The illusion of thinking: Apple’s new AI reasoning study
2 min read 3 days ago
Apple’s latest research, “The Illusion of Thinking”, challenges the idea that AI models like GPT, Claude, and Gemini can actually “reason.” According to Apple researchers, instead of true thinking, these models are simply very good at pattern matching.
The experiment:
- Apple’s experiment compared a standard language model (DeepSeek-V3) to a thinking model (DeepSeek-R1) on puzzles like Tower of Hanoi.

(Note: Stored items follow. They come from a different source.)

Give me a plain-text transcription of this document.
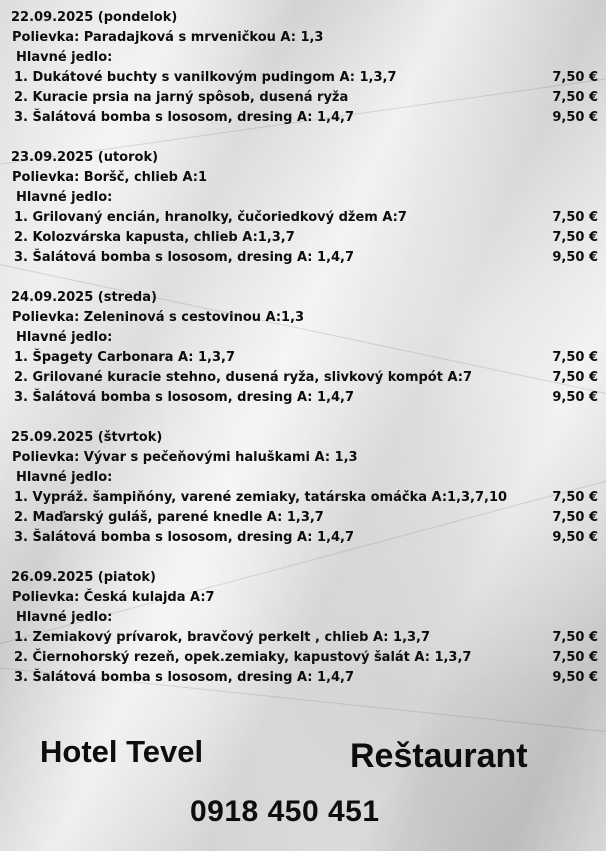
22.09.2025 (pondelok)
Polievka: Paradajková s mrveničkou A: 1,3
Hlavné jedlo:
1. Dukátové buchty s vanilkovým pudingom A: 1,3,7	7,50 €
2. Kuracie prsia na jarný spôsob, dusená ryža	7,50 €
3. Šalátová bomba s lososom, dresing A: 1,4,7	9,50 €
23.09.2025 (utorok)
Polievka: Boršč, chlieb A:1
Hlavné jedlo:
1. Grilovaný encián, hranolky, čučoriedkový džem A:7	7,50 €
2. Kolozvárska kapusta, chlieb A:1,3,7	7,50 €
3. Šalátová bomba s lososom, dresing A: 1,4,7	9,50 €
24.09.2025 (streda)
Polievka: Zeleninová s cestovinou A:1,3
Hlavné jedlo:
1. Špagety Carbonara A: 1,3,7	7,50 €
2. Grilované kuracie stehno, dusená ryža, slivkový kompót A:7	7,50 €
3. Šalátová bomba s lososom, dresing A: 1,4,7	9,50 €
25.09.2025 (štvrtok)
Polievka: Vývar s pečeňovými haluškami A: 1,3
Hlavné jedlo:
1. Vypráž. šampiňóny, varené zemiaky, tatárska omáčka A:1,3,7,10	7,50 €
2. Maďarský guláš, parené knedle A: 1,3,7	7,50 €
3. Šalátová bomba s lososom, dresing A: 1,4,7	9,50 €
26.09.2025 (piatok)
Polievka: Česká kulajda A:7
Hlavné jedlo:
1. Zemiakový prívarok, bravčový perkelt , chlieb A: 1,3,7	7,50 €
2. Čiernohorský rezeň, opek.zemiaky, kapustový šalát A: 1,3,7	7,50 €
3. Šalátová bomba s lososom, dresing A: 1,4,7	9,50 €
Hotel Tevel	Reštaurant
0918 450 451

- Both models do well with easy tasks, and the reasoning model handles medium-level problems better. But once the difficulty spikes, both models completely fail, even when the reasoning model tries to think harder.
Key findings:
- AI struggles with hard problems: These models perform well on easier puzzles but completely fail on harder ones. They can’t handle complex problems, revealing that they lack real problem-solving skills.
- They think less when things get harder: As problems get harder, AI models actually reduce their thinking time, often giving up and relying on previous guesses, highlighting a fundamental flaw in scaling reasoning.
- They struggle to follow explicit instruction: Even when given the exact steps to solve a problem, these AIs still hit the same complexity wall, showing that they don’t truly understand algorithms.
- Their reasoning is inconsistent: The models often perform erratically, solving a difficult problem well but failing simple ones, which suggests they rely on memorized patterns rather than consistent logic.
- They’re just mimicking patterns, not genuinely reasoning.: The models may appear to reason, but they’re simply pattern-matching based on past data. When faced with unfamiliar problems, their so-called reasoning falls apart.
Conclusion
Apple is pointing out the limits of today’s AI, especially when it comes to tackling complex tasks, and is warning against buying into the hype around their reasoning abilities. Basically, they’re saying we need to reset our expectations and realise that true AI reasoning, or even AGI, will need much more than just bigger models.